Grâces, grâces! Dieu Seul dispense la richesse ;

j'en appelle à Toi, ô mon Seigneur.

matla :

Que faire ? quel stratagème choisir ? Quelle ruse efficace opposer

à ce cerbère érudit du Hidjâz, venu au Maroc par désir de parade ? Il connaît, ô esprit vif, l'art de la navigation des Romains hostiles, instruit par tant de sages et de savants en astrologie,

courageux et plein d'audace, bien informé sur les ruses des femmes, buveur invétéré, et attiré par la compagnie des jeunes filles,

la passion de sa vie. Il parcourut le monde,

visitant villes et villages, à la recherches d'une gazelle.

Dès son arrivée à Azemour, il rencontra une fille élégante.

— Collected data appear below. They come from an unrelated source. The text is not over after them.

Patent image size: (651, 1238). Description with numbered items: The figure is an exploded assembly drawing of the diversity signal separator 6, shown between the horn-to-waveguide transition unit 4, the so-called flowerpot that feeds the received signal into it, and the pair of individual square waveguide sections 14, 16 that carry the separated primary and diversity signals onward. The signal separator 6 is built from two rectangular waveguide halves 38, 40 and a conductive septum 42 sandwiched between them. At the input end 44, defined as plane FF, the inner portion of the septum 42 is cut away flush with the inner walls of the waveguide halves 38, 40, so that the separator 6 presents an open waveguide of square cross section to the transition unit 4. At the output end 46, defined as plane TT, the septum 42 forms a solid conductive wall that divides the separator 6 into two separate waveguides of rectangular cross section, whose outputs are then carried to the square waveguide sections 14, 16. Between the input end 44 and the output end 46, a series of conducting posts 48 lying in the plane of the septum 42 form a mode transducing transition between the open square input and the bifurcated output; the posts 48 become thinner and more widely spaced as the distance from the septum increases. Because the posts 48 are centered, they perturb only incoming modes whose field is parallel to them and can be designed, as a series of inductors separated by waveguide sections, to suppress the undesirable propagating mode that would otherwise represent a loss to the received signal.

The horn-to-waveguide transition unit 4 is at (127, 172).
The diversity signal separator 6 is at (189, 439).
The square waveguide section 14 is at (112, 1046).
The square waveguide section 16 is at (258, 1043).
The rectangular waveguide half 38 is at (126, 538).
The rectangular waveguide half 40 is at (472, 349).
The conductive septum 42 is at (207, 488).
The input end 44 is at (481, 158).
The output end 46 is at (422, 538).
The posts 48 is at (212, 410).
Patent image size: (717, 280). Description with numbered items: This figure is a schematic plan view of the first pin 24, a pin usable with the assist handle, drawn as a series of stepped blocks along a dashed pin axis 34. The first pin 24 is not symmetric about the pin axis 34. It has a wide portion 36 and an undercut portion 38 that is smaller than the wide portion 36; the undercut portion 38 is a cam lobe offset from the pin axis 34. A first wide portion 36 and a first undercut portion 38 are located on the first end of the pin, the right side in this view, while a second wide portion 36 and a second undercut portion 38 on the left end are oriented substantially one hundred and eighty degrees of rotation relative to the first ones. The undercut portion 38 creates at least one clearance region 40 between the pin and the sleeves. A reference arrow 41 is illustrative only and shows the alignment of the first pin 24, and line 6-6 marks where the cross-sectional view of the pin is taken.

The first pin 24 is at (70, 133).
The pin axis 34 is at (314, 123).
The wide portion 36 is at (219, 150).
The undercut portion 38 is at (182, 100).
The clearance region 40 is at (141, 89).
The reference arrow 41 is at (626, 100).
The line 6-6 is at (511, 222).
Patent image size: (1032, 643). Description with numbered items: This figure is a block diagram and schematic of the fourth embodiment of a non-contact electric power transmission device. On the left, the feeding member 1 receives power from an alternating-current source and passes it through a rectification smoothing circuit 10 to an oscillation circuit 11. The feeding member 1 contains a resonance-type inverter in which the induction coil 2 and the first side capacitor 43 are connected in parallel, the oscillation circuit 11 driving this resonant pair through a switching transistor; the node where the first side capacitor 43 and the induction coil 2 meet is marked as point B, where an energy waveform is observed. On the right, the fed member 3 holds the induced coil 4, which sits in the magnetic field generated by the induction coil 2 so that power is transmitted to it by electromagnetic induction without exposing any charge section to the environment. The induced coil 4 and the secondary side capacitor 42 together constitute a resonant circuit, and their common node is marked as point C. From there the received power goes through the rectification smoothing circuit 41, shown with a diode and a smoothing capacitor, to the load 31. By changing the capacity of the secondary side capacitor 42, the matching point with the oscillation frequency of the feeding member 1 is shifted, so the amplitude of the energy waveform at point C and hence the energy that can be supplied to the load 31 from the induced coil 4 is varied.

Vierge, superbe et gracieuse, jouant du luth

et chantant à faire chavirer [les cœurs ]

des mélodies sur un mode Higaz syrien, elle surpassait toutes les autres gazelles :

 

c'était une éloquente poétesses du Maroc,

jeune fille de dix-huit printemps.

C'était une belle adolescente déjà coquette.

Elle avait grandi dans mon intimité ;

toujours à mes côtés, elle ne pouvait se passer de moi.

 

Lorsque le cerbère arriva, pétri!! de ruses, les envieux la lui vendirent

car ils me jalousaient cette perle tant convoitée.!

Le cerbère l'encercla de gardes en son palais,

élut domicile entre rivière et mer et s'appropria sa beauté.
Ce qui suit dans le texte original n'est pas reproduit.